Daten aus unterschiedlichen Quellen zusammenführen
Der Pharmakonzern und das Biotech-Unternehmen zeigen, welchen Unterschied Datenmanagementsysteme und digitale Zwillinge in der Pharmaindustrie machen können – nicht zuletzt, weil sie für mehr Transparenz in der gesamten Wertschöpfungskette sorgen. Durch eine engere Zusammenarbeit zwischen internen Teams und externen Partnern lassen sich Informationsbarrieren abbauen, Datenprozesse stabilisieren und regulatorische Anpassungen erleichtern. Dadurch wächst die Produktivität und Teams können den Zeitplan für Projekte leichter einhalten. Auch die Rentabilität steigt, da Prozesse effizienter werden und weniger Ressourcen verbrauchen. Konsistente und zuverlässige Ergebnisse führen zudem zu einer höheren Kundenzufriedenheit.
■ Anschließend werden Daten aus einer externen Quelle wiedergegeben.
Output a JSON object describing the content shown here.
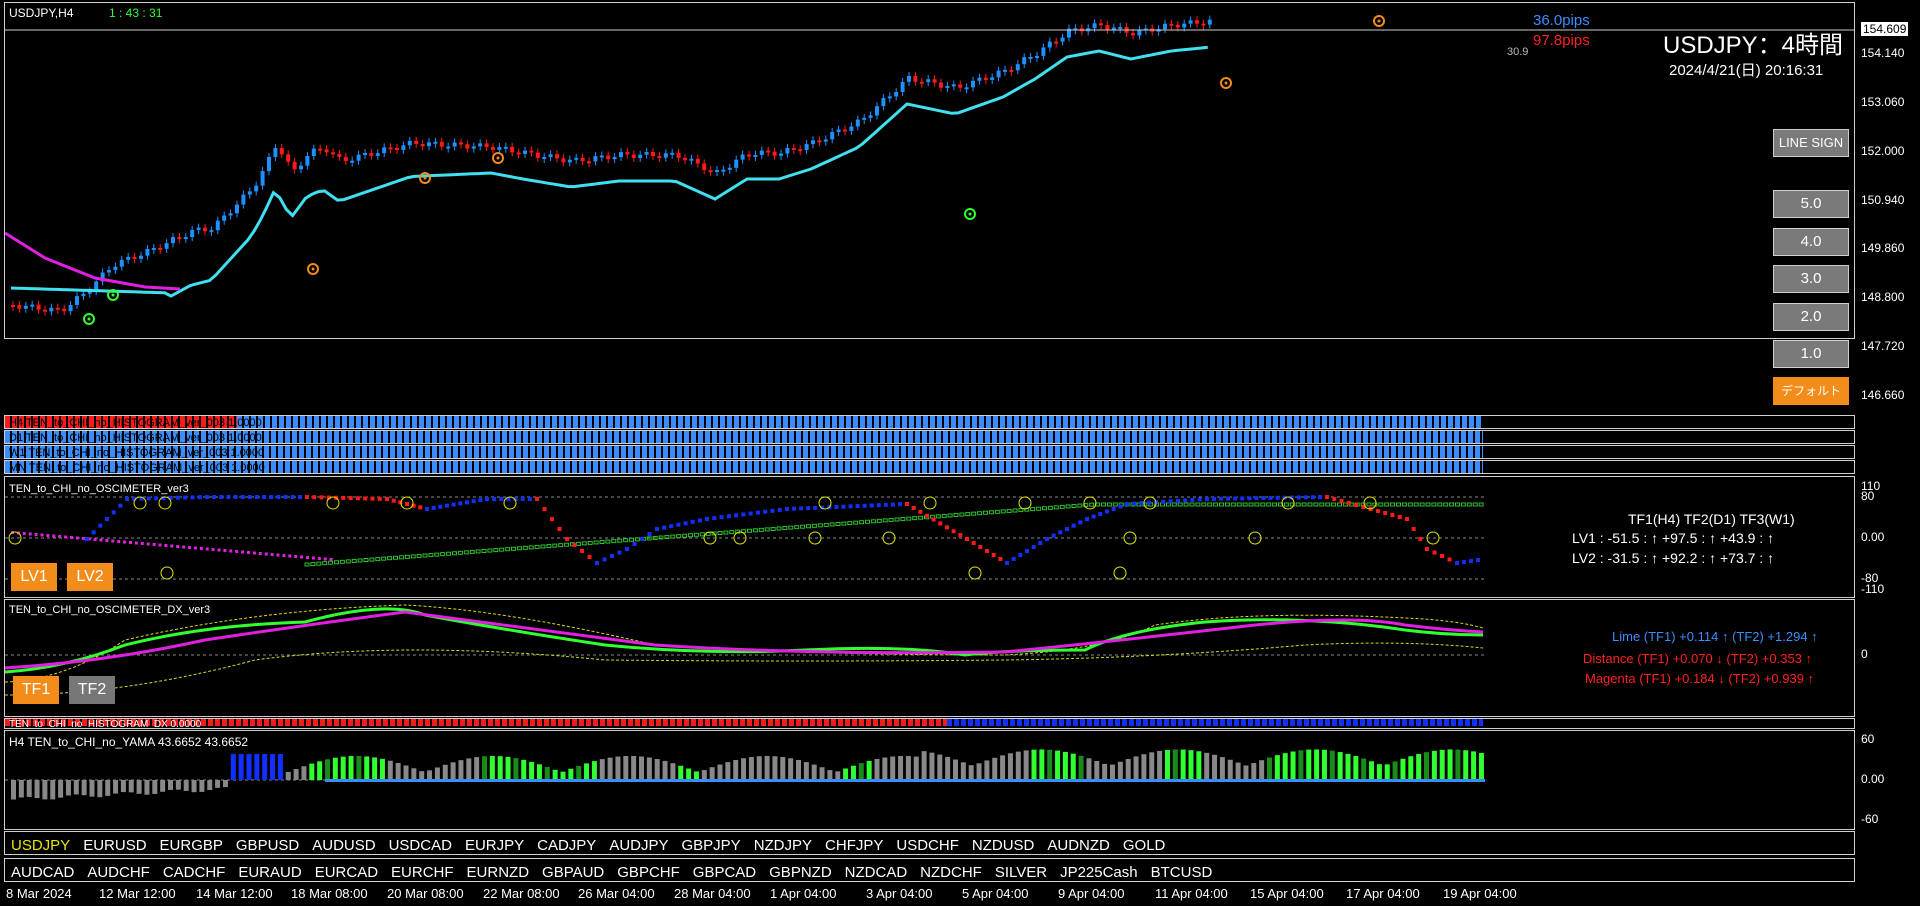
{
  "header": {
    "symbol_label": "USDJPY,H4",
    "timer": "1 : 43 : 31"
  },
  "info": {
    "pips_blue": "36.0pips",
    "pips_red": "97.8pips",
    "small_value": "30.9",
    "title": "USDJPY：4時間",
    "datetime": "2024/4/21(日) 20:16:31"
  },
  "price_axis": [
    "154.609",
    "154.140",
    "153.060",
    "152.000",
    "150.940",
    "149.860",
    "148.800",
    "147.720",
    "146.660"
  ],
  "buttons": {
    "line_sign": "LINE SIGN",
    "levels": [
      "5.0",
      "4.0",
      "3.0",
      "2.0",
      "1.0"
    ],
    "default": "デフォルト"
  },
  "histograms": [
    "H4 TEN_to_CHI_no_HISTOGRAM_ver_003 1.0000",
    "D1 TEN_to_CHI_no_HISTOGRAM_ver_003 1.0000",
    "W1 TEN_to_CHI_no_HISTOGRAM_ver_003 1.0000",
    "MN TEN_to_CHI_no_HISTOGRAM_ver_003 1.0000"
  ],
  "oscimeter": {
    "title": "TEN_to_CHI_no_OSCIMETER_ver3",
    "axis": [
      "110",
      "80",
      "0.00",
      "-80",
      "-110"
    ],
    "header": "TF1(H4)   TF2(D1)   TF3(W1)",
    "lv1": "LV1 :  -51.5 : ↑   +97.5 : ↑   +43.9 : ↑",
    "lv2": "LV2 :  -31.5 : ↑   +92.2 : ↑   +73.7 : ↑",
    "btn_lv1": "LV1",
    "btn_lv2": "LV2"
  },
  "dx": {
    "title": "TEN_to_CHI_no_OSCIMETER_DX_ver3",
    "axis": [
      "0"
    ],
    "lime": "Lime (TF1) +0.114 ↑  (TF2) +1.294 ↑",
    "distance": "Distance (TF1) +0.070 ↓  (TF2) +0.353 ↑",
    "magenta": "Magenta (TF1) +0.184 ↓  (TF2) +0.939 ↑",
    "btn_tf1": "TF1",
    "btn_tf2": "TF2"
  },
  "histogram_dx": {
    "title": "TEN_to_CHI_no_HISTOGRAM_DX 0.0000"
  },
  "yama": {
    "title": "H4  TEN_to_CHI_no_YAMA 43.6652  43.6652",
    "axis": [
      "60",
      "0.00",
      "-60"
    ]
  },
  "symbols_row1": [
    "USDJPY",
    "EURUSD",
    "EURGBP",
    "GBPUSD",
    "AUDUSD",
    "USDCAD",
    "EURJPY",
    "CADJPY",
    "AUDJPY",
    "GBPJPY",
    "NZDJPY",
    "CHFJPY",
    "USDCHF",
    "NZDUSD",
    "AUDNZD",
    "GOLD"
  ],
  "symbols_row2": [
    "AUDCAD",
    "AUDCHF",
    "CADCHF",
    "EURAUD",
    "EURCAD",
    "EURCHF",
    "EURNZD",
    "GBPAUD",
    "GBPCHF",
    "GBPCAD",
    "GBPNZD",
    "NZDCAD",
    "NZDCHF",
    "SILVER",
    "JP225Cash",
    "BTCUSD"
  ],
  "time_axis": [
    "8 Mar 2024",
    "12 Mar 12:00",
    "14 Mar 12:00",
    "18 Mar 08:00",
    "20 Mar 08:00",
    "22 Mar 08:00",
    "26 Mar 04:00",
    "28 Mar 04:00",
    "1 Apr 04:00",
    "3 Apr 04:00",
    "5 Apr 04:00",
    "9 Apr 04:00",
    "11 Apr 04:00",
    "15 Apr 04:00",
    "17 Apr 04:00",
    "19 Apr 04:00"
  ],
  "colors": {
    "bull": "#1e90ff",
    "bear": "#ff1a1a",
    "ma_cyan": "#40e0f0",
    "ma_magenta": "#e020e0",
    "lime": "#30ff30",
    "orange": "#f28c1a"
  }
}
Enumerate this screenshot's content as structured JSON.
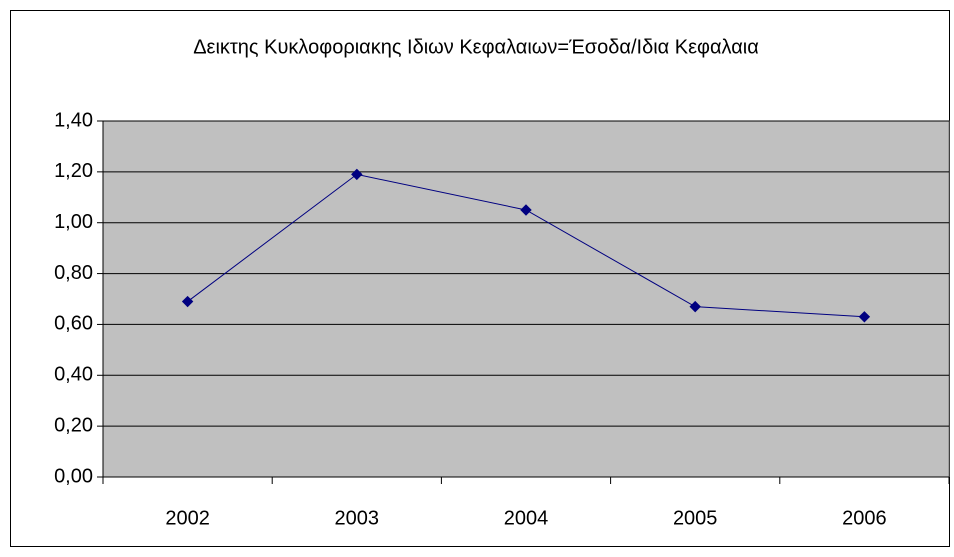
{
  "chart_data": {
    "type": "line",
    "title": "Δεικτης Κυκλοφοριακης Ιδιων Κεφαλαιων=Έσοδα/Ιδια Κεφαλαια",
    "categories": [
      "2002",
      "2003",
      "2004",
      "2005",
      "2006"
    ],
    "series": [
      {
        "color": "#000080",
        "values": [
          0.69,
          1.19,
          1.05,
          0.67,
          0.63
        ]
      }
    ],
    "ylim": [
      0,
      1.4
    ],
    "yticks": [
      {
        "value": 0,
        "label": "0,00"
      },
      {
        "value": 0.2,
        "label": "0,20"
      },
      {
        "value": 0.4,
        "label": "0,40"
      },
      {
        "value": 0.6,
        "label": "0,60"
      },
      {
        "value": 0.8,
        "label": "0,80"
      },
      {
        "value": 1.0,
        "label": "1,00"
      },
      {
        "value": 1.2,
        "label": "1,20"
      },
      {
        "value": 1.4,
        "label": "1,40"
      }
    ],
    "grid": true,
    "plot_background": "#c0c0c0"
  }
}
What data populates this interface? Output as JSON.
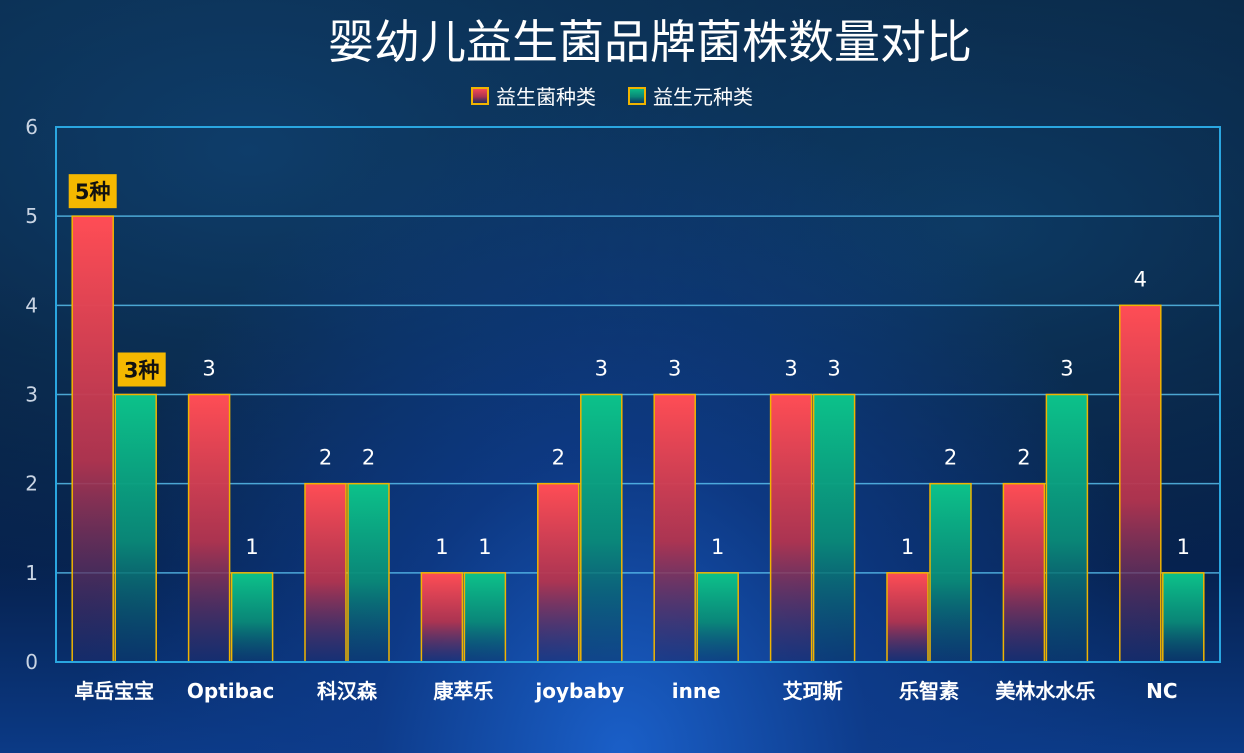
{
  "chart_data": {
    "type": "bar",
    "title": "婴幼儿益生菌品牌菌株数量对比",
    "categories": [
      "卓岳宝宝",
      "Optibac",
      "科汉森",
      "康萃乐",
      "joybaby",
      "inne",
      "艾珂斯",
      "乐智素",
      "美林水水乐",
      "NC"
    ],
    "series": [
      {
        "name": "益生菌种类",
        "values": [
          5,
          3,
          2,
          1,
          2,
          3,
          3,
          1,
          2,
          4
        ],
        "color": "#ff4d55"
      },
      {
        "name": "益生元种类",
        "values": [
          3,
          1,
          2,
          1,
          3,
          1,
          3,
          2,
          3,
          1
        ],
        "color": "#0cc28a"
      }
    ],
    "ylim": [
      0,
      6
    ],
    "yticks": [
      0,
      1,
      2,
      3,
      4,
      5,
      6
    ],
    "grid": true,
    "legend_position": "top-center",
    "bar_border_color": "#f0b400",
    "callouts": [
      {
        "category_index": 0,
        "series_index": 0,
        "text": "5种"
      },
      {
        "category_index": 0,
        "series_index": 1,
        "text": "3种"
      }
    ]
  }
}
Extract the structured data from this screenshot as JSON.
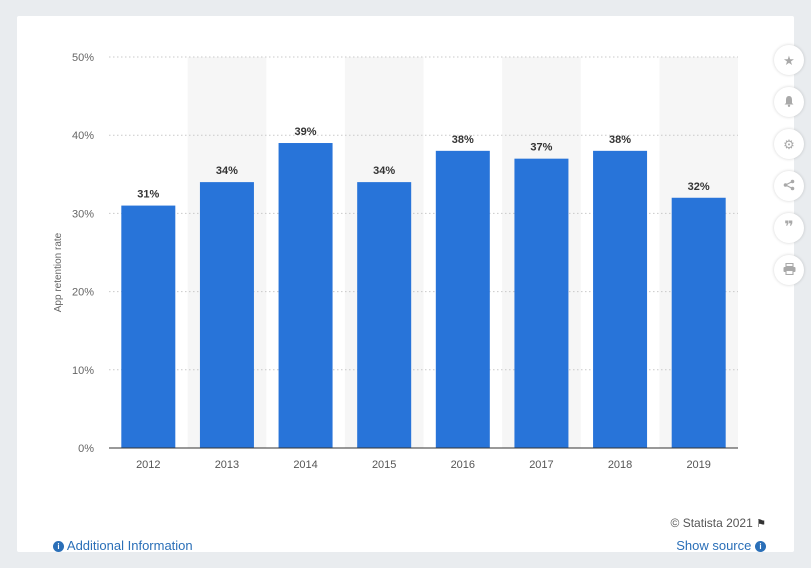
{
  "chart_data": {
    "type": "bar",
    "categories": [
      "2012",
      "2013",
      "2014",
      "2015",
      "2016",
      "2017",
      "2018",
      "2019"
    ],
    "values": [
      31,
      34,
      39,
      34,
      38,
      37,
      38,
      32
    ],
    "data_labels": [
      "31%",
      "34%",
      "39%",
      "34%",
      "38%",
      "37%",
      "38%",
      "32%"
    ],
    "ylabel": "App retention rate",
    "ylim": [
      0,
      50
    ],
    "yticks": [
      0,
      10,
      20,
      30,
      40,
      50
    ],
    "ytick_labels": [
      "0%",
      "10%",
      "20%",
      "30%",
      "40%",
      "50%"
    ],
    "grid": true,
    "bar_color": "#2874d9",
    "band_color": "#f6f6f6"
  },
  "toolbar": {
    "icons": [
      "star-icon",
      "bell-icon",
      "gear-icon",
      "share-icon",
      "quote-icon",
      "print-icon"
    ]
  },
  "footer": {
    "credit": "© Statista 2021",
    "additional_info": "Additional Information",
    "show_source": "Show source",
    "link_color": "#2a6fb8"
  }
}
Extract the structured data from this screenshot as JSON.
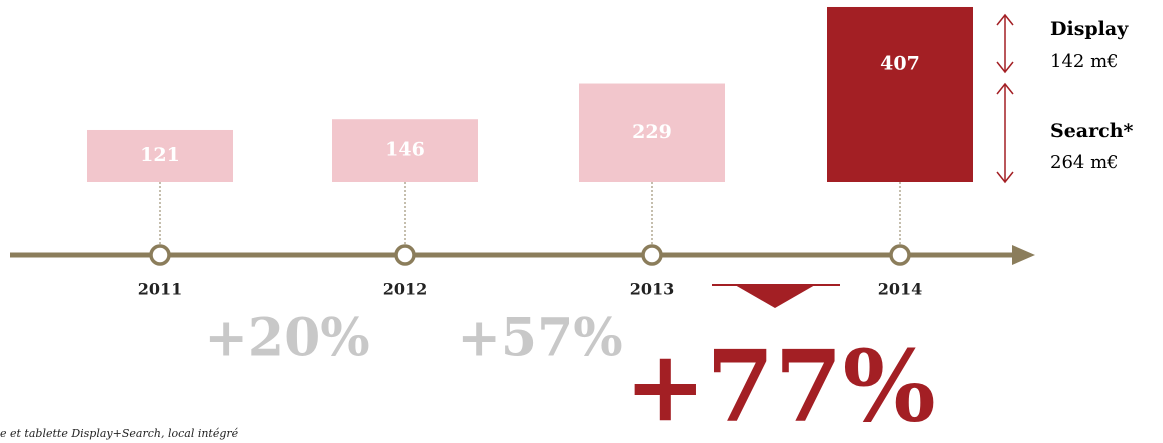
{
  "chart_data": {
    "type": "timeline",
    "categories": [
      "2011",
      "2012",
      "2013",
      "2014"
    ],
    "values": [
      121,
      146,
      229,
      407
    ],
    "colors": [
      "#f2c6cc",
      "#f2c6cc",
      "#f2c6cc",
      "#a31f24"
    ],
    "growth": [
      "+20%",
      "+57%",
      "+77%"
    ],
    "breakdown": [
      {
        "name": "Display",
        "text": "142 m€"
      },
      {
        "name": "Search*",
        "text": "264 m€"
      }
    ],
    "footnote": "e et tablette Display+Search, local intégré"
  }
}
Führungskräfte aus dem Bereich Biowissenschaften berichten, dass Ecosystem-Modelle im Vergleich zu herkömmlichen Geschäftsmodellen erhebliche Vorteile bieten können. Die Mehrheit (59 %) aller in einer EY-Ecosystem-Studie von 2023 befragten Life-Sciences-Führungskräfte gab an, dass diese Modelle die Effizienz steigern und Kosten senken. Ebenfalls mehr als die Hälfte (54 %) meint, dass sie zur Entwicklung neuer, gemeinsamer Produkte führen, während 55 % aussagen, dass der gemeinsame Ansatz Kreativität und Innovation fördert.
Der Weg des Pharmakonzerns zeigt, dass Pharma-4.0-Technologien wie das Industrial Internet of Things (IIoT), Advanced Analytics, künstliche Intelligenz und Cloud Computing die gesamte pharmazeutische Lieferkette verändern. Insbesondere KI spielt dabei eine zentrale Rolle: Durch die Integration fortschrittlicher KI-Funktionen in unternehmensweite Prozesse lassen sich komplexe Datensätze aus unterschiedlichsten Quellen schnell analysieren, interpretieren und in verwertbare Erkenntnisse umwandeln. So können Unternehmen ihre Prozesse vorausschauend und vernetzt steuern, Szenarien simulieren und diese kontinuierlich verbessern – über den gesamten industriellen Lebenszyklus hinweg.
Ähnlich wie in einem natürlichen Ökosystem, das durch das Zusammenspiel aller Elemente lebt, sorgt solch ein vernetztes Ecosystem in der Industrie für einen offenen Datenfluss. Dieser verbessert die Entscheidungsfindung, stärkt die Zusammenarbeit und erhöht die betriebliche Effizienz. Das versetzt Pharmaunternehmen in die Lage, zukünftige Herausforderungen strategisch anzugehen und rasch Lösungen umzusetzen.